L’avion. Cela faisait déjà un moment que je réfléchissais à cela. Pas au point de me faire du soucis, mais suffisamment pour me préoccuper. Depuis la première fois où j’ai eu la chance de voler, alors que j’avais 12 ou 13 ans, j’ai toujours ressentit un profond sentiment d’excitation à chaque fois que je prenais l’avion. Invariablement, un trépignement interminable qui m’empêchait de trouver le sommeil s’emparait de moi. Habituellement, ce sentiment allait en grandissant en route vers l’aéroport. C’est probablement pourquoi, lorsque j’ai participé au rapatriement des Canadiens du Liban en 2006, je pouvais travailler de longues heures sans arrêt, étant donné que notre poste de travail était situé à quelques centaines de mètres de l’aéroport. Toutefois, ce sentiment semblait s’être éteint. À mon retour du Pérou, je ne savais pas trop sur quel pied danser. 10 jours à la maison, c’est bien peu. Je ne savais pas comment utiliser mon temps. Sans trop savoir quand est-ce que je reviendrai. Puis, lors de mon vol (mouvementé) vers Stockholm depuis la belle province, je me suis senti bien insensible, un peu passif. C’était peut-être ma façon de vivre mon stress, ma façon de vivre ma peur de me lancer vers l’inconnu.

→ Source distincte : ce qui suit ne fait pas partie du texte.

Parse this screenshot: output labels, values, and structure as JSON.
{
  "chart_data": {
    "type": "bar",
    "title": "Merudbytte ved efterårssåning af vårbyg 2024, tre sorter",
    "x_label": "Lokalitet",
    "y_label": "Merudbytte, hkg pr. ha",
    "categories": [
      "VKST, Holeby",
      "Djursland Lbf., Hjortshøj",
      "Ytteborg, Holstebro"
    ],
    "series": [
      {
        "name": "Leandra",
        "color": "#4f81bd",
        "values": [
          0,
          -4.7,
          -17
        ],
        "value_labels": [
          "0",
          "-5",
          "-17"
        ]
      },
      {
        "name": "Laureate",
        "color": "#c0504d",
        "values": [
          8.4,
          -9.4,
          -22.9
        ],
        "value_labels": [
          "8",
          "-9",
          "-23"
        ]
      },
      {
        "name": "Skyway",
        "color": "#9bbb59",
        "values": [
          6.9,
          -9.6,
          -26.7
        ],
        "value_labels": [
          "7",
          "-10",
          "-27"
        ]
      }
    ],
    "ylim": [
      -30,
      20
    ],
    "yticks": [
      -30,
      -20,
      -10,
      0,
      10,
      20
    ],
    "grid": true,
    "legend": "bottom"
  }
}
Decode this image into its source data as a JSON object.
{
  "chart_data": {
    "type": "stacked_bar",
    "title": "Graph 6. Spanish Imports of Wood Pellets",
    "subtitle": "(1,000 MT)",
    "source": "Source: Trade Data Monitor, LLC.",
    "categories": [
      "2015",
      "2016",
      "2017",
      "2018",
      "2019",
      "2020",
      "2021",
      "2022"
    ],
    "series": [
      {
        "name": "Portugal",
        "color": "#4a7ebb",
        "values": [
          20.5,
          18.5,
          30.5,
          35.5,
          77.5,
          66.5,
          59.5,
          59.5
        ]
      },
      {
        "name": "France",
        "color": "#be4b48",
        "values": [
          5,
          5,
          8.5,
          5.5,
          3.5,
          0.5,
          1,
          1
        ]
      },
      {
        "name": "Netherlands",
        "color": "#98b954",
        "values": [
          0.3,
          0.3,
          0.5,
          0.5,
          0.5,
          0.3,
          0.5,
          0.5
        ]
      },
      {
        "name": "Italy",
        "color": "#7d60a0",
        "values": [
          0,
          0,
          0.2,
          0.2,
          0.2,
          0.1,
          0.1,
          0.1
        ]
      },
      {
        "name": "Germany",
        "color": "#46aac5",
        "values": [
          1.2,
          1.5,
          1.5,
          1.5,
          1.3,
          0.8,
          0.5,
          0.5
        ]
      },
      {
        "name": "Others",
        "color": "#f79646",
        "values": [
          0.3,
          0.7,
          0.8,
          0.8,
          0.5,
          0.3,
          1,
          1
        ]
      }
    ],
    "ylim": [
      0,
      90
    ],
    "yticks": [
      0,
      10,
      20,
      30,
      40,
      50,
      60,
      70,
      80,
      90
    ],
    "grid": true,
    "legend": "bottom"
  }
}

Mais bon, la bonne nouvelle c’est que je ne suis pas blasé, que tout cela a bien fini par passer! Mon vol Riga-Oulu était un pur enchantement, j’étais bien trop occupé à m’émerveiller de la vie et à interpréter la forme des nuages dans le ciel. Je crois que mon moment préféré en avion est lorsqu’on passe à travers des nuages. Je me demande bien quel goût ont les nuages. Probablement sucré.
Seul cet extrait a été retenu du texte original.